In a recorded message on Friday, U.S. President Joe Biden told a forum of Pacific island leaders, the United States would donate COVID-19 vaccines without strings attached.
The development comes in the wake of China becoming an increasingly more assertive competitor for influence in the Pacific region.
Washington and its allies have warned island nations in the Pacific to be wary of easy Chinese money and not fall into its debt trap.
While China has consistently stated that it engages with Pacific nations with mutual respect and on an equal footing it continues to dangle trade benefits in efforts to increase its influence in the region.
In a statement Biden told the Pacific Islands Forum, Washington would donate “half a billion” doses of the Pfizer COVID-19 vaccine to the global COVAX vaccine-sharing program starting this month, some of which will flow to the Pacific.
“We are not attaching any strings or conditions to these doses – this is about saving lives,” said Biden in the online forum, which consisted of leaders from several nations including Fiji, Papua New Guinea, Australia and New Zealand.

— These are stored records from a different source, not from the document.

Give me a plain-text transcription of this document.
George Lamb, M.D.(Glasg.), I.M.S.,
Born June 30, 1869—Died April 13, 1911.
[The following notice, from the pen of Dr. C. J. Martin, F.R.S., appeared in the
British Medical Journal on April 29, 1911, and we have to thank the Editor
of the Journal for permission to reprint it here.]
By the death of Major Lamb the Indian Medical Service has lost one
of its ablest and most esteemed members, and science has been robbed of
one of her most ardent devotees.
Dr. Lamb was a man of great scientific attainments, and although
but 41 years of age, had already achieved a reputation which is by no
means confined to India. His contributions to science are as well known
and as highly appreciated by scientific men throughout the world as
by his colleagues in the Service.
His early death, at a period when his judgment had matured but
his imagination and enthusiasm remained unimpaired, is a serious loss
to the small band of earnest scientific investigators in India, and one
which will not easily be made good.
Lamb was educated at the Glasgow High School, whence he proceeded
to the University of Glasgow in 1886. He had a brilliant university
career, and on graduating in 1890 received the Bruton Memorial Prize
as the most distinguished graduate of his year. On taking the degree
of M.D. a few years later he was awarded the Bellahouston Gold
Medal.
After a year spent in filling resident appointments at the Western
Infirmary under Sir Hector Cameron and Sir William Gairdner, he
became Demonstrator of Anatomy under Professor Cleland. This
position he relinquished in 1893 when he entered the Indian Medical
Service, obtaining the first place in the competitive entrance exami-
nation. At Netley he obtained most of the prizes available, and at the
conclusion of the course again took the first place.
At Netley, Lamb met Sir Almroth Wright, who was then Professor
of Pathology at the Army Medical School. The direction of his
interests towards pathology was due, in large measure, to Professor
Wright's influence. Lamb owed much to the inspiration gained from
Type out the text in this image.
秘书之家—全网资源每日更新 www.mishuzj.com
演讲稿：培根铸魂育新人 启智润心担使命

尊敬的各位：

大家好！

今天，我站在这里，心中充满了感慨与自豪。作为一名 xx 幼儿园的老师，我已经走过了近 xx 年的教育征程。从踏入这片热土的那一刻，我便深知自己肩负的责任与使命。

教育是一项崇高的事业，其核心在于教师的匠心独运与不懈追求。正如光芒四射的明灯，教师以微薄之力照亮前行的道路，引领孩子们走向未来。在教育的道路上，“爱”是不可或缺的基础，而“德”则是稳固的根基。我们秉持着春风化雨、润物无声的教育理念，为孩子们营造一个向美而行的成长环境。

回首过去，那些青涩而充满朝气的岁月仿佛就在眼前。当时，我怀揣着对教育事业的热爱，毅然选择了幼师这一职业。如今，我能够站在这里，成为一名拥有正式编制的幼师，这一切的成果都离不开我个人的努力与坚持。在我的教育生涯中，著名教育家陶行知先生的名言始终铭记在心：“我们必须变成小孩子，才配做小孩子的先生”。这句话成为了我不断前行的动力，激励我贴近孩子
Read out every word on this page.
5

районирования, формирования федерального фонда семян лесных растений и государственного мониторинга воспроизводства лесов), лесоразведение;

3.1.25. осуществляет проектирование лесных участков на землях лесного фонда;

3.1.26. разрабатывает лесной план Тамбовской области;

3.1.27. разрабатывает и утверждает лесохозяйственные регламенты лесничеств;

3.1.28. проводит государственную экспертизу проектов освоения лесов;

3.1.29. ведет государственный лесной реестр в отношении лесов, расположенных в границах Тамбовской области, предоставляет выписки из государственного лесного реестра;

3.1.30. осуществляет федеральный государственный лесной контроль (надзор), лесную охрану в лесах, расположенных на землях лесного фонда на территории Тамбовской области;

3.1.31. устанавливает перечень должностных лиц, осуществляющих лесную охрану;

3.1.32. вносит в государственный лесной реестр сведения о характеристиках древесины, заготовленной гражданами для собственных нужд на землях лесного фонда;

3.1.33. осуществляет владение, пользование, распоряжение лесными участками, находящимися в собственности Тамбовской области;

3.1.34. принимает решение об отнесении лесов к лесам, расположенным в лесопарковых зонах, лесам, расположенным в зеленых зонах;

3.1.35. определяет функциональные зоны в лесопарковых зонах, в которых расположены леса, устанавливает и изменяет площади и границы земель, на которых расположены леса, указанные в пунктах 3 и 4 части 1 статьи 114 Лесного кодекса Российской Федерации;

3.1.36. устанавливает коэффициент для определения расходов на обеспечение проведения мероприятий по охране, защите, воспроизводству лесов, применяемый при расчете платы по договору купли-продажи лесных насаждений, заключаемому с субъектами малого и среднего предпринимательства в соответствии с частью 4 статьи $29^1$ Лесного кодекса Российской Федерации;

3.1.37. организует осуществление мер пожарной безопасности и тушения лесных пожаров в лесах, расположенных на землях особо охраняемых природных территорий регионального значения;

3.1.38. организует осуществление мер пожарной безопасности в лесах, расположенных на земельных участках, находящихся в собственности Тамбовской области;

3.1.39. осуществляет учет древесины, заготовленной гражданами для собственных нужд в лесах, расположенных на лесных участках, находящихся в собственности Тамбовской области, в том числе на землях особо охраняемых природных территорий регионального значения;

While many Pacific island nations have been able to keep the Coronavirus-induced COVID-19 pandemic at bay, others, including Papua New Guinea and Fiji, are battling major outbreaks.
Biden also stated, that the United States was committed to dramatically reduce carbon emissions by 2030. The issue is significant to low-lying island nations, given that global warming will increase the height of sea levels.
He emphasized that the U.S. would continue to remain engaged in the region.
“A free and open Indo-Pacific is vital to each of our nations’ security and prosperity and to all our shared futures,” said Biden.
While the the Pacific Islands Forum is traditionally the region’s most influential body, this year, in what might be a Chinese influence operation, nearly one-third of its 18 members said they were leaving the group over a leadership dispute.